According to the government, an estimated 7.1 percent of cohabiting couples seeking voluntary counselling and testing services in the capital, Kigali, are HIV discordant. Infections within stable relationships have been identified as one of the main sources of new cases in Rwanda.
Rwanda has a successful ART programme; Asiimwe said the country had achieved 93 percent coverage of people needing treatment under UN World Health Organization (WHO) guidelines, which recommend initiation of treatment at a CD4 count - a measure of immune strength - of 350 and below.
"HIV-positive people in discordant relationships will start ART regardless of their CD4 count," said Sabin Nsanzimana, coordinator of the HIV and Sexually Transmitted Infections (STI) Care and Treatment Department at the Ministry of Health's Centre for Treatment and Research on AIDS, Malaria, Tuberculosis and other Epidemics, TRAC Plus. "We hope to start as soon as the guidelines are approved at the senior management meeting and [endorsed by] the Ministry of Health."
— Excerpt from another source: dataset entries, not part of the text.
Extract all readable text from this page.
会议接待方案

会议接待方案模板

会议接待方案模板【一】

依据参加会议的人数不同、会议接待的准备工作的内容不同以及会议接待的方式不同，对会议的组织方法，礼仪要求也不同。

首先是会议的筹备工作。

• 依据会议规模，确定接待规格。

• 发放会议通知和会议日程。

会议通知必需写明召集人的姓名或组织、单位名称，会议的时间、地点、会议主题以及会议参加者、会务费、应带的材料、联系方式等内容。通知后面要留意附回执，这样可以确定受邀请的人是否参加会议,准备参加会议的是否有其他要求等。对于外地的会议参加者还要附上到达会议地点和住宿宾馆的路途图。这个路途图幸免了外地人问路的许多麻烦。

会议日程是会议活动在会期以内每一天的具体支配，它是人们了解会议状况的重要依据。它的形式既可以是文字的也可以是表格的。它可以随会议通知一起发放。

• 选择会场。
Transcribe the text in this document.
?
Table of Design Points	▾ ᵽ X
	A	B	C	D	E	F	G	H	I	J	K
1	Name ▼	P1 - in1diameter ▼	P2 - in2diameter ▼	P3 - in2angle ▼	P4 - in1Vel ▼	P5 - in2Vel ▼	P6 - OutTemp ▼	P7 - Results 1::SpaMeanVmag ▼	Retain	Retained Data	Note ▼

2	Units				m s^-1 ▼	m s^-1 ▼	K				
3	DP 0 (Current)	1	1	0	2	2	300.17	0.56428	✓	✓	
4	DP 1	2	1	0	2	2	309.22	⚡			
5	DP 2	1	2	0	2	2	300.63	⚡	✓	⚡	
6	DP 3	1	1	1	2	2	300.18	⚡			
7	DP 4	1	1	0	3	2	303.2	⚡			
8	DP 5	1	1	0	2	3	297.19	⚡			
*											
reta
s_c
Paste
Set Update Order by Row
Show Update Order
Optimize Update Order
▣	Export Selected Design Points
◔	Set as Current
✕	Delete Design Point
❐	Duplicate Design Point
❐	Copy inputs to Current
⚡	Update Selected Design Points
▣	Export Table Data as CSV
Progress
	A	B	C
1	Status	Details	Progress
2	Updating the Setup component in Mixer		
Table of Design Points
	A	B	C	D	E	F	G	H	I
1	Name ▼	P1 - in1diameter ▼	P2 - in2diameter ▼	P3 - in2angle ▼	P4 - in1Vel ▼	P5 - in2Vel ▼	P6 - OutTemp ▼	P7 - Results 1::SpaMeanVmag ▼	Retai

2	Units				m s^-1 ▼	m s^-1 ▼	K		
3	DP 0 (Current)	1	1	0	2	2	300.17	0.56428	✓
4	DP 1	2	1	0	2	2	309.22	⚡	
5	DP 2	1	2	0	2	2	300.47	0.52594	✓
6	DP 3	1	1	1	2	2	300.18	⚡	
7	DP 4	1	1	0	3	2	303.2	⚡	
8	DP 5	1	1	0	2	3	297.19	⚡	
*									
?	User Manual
Rwanda is going ahead despite the fact that WHO has not yet released prevention guidelines for discordant couples. At an International AIDS Society conference in Rome in July, the head of WHO's HIV/AIDS department, Gottfried Hirnschall, said the organization had delayed the release of guidelines following the HPTN 052 results.
Nsanzimana said the added cost of putting thousands more people on treatment would be compensated for by the reduction in new HIV infections and treatment down the line.
"This strategy will help us make gains on those who will be prevented from infection since these won't have to be treated or even followed up with much money," he said.
|When my wife was pregnant, she took the mandatory HIV test at the health centre and it was positive. Now why should I go for testing... If she has it [HIV], I definitely have it too|
The Rwandan government will have to intensify awareness-raising campaigns: HIV testing remains low, especially among couples.
"When my wife was pregnant, she took the mandatory HIV test at the health centre and it was positive. Now why should I go for testing to make a mockery of myself?" said Gregory Ruseesa, a taxi tout in suburb of Nyabugogo in the capital, Kigali. "If she has it [HIV], I definitely have it too."
The head of HIV and STI care and treatment at the Rwanda Biomedical Centre, Muhayimpundu Ribakare, said: "Here in Rwanda it's just very few couples that go for HIV voluntary counselling and testing services; of course this means they are not aware of their HIV status - if they are positive they end up infecting their partners.”
According to Nsanzimana, the government will also need to intensify its efforts to improve ART adherence to ensure patients do not develop resistance.
"A patient on ART who doesn't follow prescription and, say, skips a dose, is likely to get the drug-resistant HIV," he said. "Once this happens, the resistant HIV requires another type of medication which is expensive."